Üstelik ne tahsil görmüş ne mektep...
Ne diploma var ne teçhizat...
Çıraklık dahi görmemiş.
Allah vergisi bir yetenek işte.
Bu yetenekle muhabbet aklıma gelmişti.
Silahı onca yere götürmüş tamiratını yaptıramamıştı arkadaş.
Aklıma Ramazan Dede gelince, ona götürelim dedim.
Tabi tanışıklığın üzerinden epeyce geçmişti.
Yıllar Ramazan Dede'den daha çok şey çalmış, yaşı 100'ü bulmuştu...
Sözü yormayayım...
Asırlık Çınar'a uzattım silahı.
Zoraki bir iki namluyu çekti.
Kuvveti çekilmişti bedeninden.
Yaşından dolayı yapamayacağına kanaat getirdim.
Derken "olur mu, yapılır mı" diye sordum.
"Ne var ki yapılmasın" diye söyleyince yüreğimize su serpti.
Birkaç gün müsade istedi.
Müsadeyi müteakip gittik.
Yapmıştı, lakin yaptığı parcayı o karmakarışık atölyede kaybetmişti.
Kalsın, yine yapacam, siz şu tarihte gelin dedi.
Yine bahsi geçen tarihte gittik dedeye...
Silahı yapmış, temize çıkarmıştı.
Makinanın tüm bakımları yapılmış testten de geçmişti.
Çok sevindi arkadaşım.
Yadigâr geri dönmüştü.
Borcumuzu sorduk.
Öyle cüzi bir rakam demişti ki, komik geldi bana.
Çok çok basit bir rakam diyorum.
Arkadaşım fazlasını verdi, zorla...
Kabul etmek istemese de verdik parayı.
Daha fazlası da hakkıydı...
Atölyede kendi imalatı olan silahlar vardı.

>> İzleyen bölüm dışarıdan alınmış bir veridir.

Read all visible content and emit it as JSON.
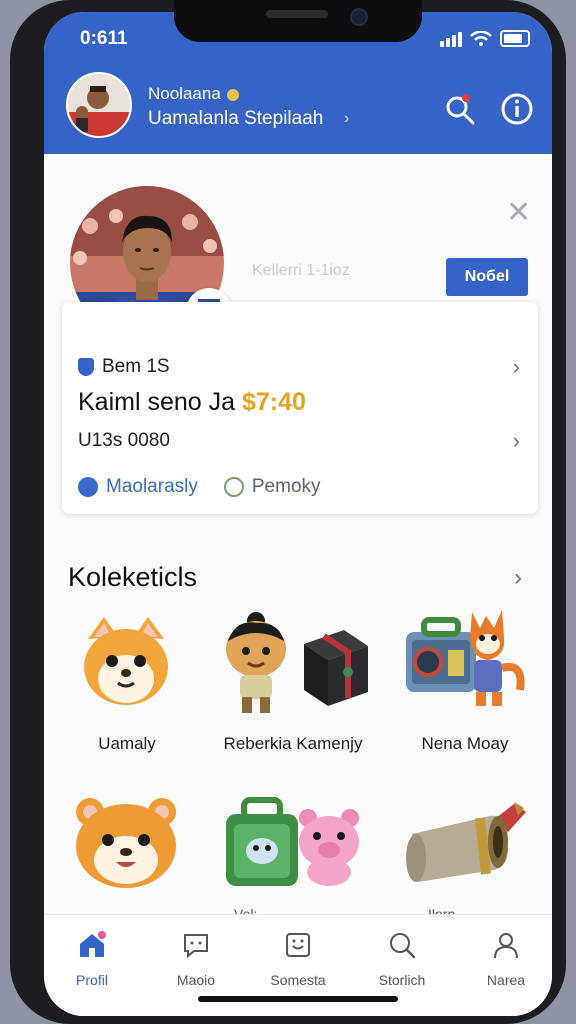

Hayatımda böyle estetik, el yapımı malzeme görmemiştim.
Dede bir yetenekti.
Abartısız, al Aselsan'ın başına koy, o kadar bir adamdı.
Ama tahsili yoktu!
Orduda, emniyette, mühendislerin, subayların çözüm üretemediğine çözüm üreten adam.
Üstelik malzemesiz...
Bu adamda malzeme olsa.
Teknolojik destek sağlansa idi...
Bu ve benzeri nice yetenekler saçma sapan kâğıt diplomaları olmadığı için ömrünü çürüttü.
Heba ettik.
Zayi oldular...
Süper güç olmak diploma ile olmaz.
Yetenekleri değerlendirmek gerekir!
 

Yorumlar 1
Bayram Taştan 13 Ekim 2023 20:00

Selamünaleyküm kıymetli hocam. Siz çok haklısınız. Buna "işi ehline vermek" denir ki maalesef o bizde yok. Kal sağlıcakla.